Kamran Foroughi, Director at Willis Towers Watson, said: “We believe the high level of risk margin currently attached to long-term insurance products is resulting in higher premium rates and reduced competition, leading to worse value for consumers.”
Willis Towers Watson’s submission notes that the risk margin has become a much more material component of insurers’ balance sheets, leading to a number of challenges and changes in business practice, including:
• Asset Liability Matching. Insurers’ ALM challenges related to risk margin have been exacerbated by falling interest rates.
• Risk transfer. The bigger the risk margin relative to the rest of the technical provisions, the more insurers are incentivised to offload risk to reduce the risk margin. This can be done via reinsurance to a company outside the EU which is not bound by Solvency II rules.
• Longevity reinsurance. We believe that the growth in the longevity reinsurance market has been caused primarily because the Solvency II risk margin is materially too large for relevant primary insurance business (mainly immediate annuities).
The consultancy’s submission, principally focused on the risk margin, recommends an independent review of the purpose of the risk margin and what an appropriate methodology and calibration should be.
“The Solvency II Draft Directive was published in July 2007 and defined the risk margin to be part of the technical provisions and calibrated as a 6% per annum capital charge on non-hedgeable risks,” said Kamran Foroughi. “Throughout the rest of the Solvency II project up to adoption on 1 January 2016, there seems to have been no mechanism available to revisit this definition.”

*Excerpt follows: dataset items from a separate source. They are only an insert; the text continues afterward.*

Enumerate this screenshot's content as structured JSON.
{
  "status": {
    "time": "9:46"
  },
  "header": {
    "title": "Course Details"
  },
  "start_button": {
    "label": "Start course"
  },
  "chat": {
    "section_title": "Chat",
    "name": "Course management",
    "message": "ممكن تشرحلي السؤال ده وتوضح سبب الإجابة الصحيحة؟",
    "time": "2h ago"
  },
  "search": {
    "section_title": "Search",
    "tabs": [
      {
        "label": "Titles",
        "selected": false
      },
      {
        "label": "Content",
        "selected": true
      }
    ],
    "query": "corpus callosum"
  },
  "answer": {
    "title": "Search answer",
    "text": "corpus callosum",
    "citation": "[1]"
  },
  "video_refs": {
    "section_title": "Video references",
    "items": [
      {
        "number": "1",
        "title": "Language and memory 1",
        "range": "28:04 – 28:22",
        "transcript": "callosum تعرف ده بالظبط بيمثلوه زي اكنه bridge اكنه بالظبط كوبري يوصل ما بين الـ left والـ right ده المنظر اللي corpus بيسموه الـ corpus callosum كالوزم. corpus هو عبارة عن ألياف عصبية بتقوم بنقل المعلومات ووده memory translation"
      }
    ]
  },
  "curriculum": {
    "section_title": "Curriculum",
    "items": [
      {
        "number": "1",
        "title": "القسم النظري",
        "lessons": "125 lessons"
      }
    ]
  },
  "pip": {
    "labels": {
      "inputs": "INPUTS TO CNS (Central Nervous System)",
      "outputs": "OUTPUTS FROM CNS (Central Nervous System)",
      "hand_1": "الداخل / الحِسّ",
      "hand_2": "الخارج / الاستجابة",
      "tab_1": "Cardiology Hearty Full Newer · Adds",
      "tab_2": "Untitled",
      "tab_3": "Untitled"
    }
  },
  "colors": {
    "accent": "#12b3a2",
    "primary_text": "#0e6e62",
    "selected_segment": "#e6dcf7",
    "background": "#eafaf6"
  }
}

Kamran Foroughi said: “After a fundamental review to confirm the broad model for the risk margin, stress and scenario testing should then be used to determine whether it should also change in different markets. If a risk margin model were to be permitted that varies with market movements, we would advocate an anti-cyclical approach as opposed to the current approach which we believe ends up being dangerously pro-cyclical.”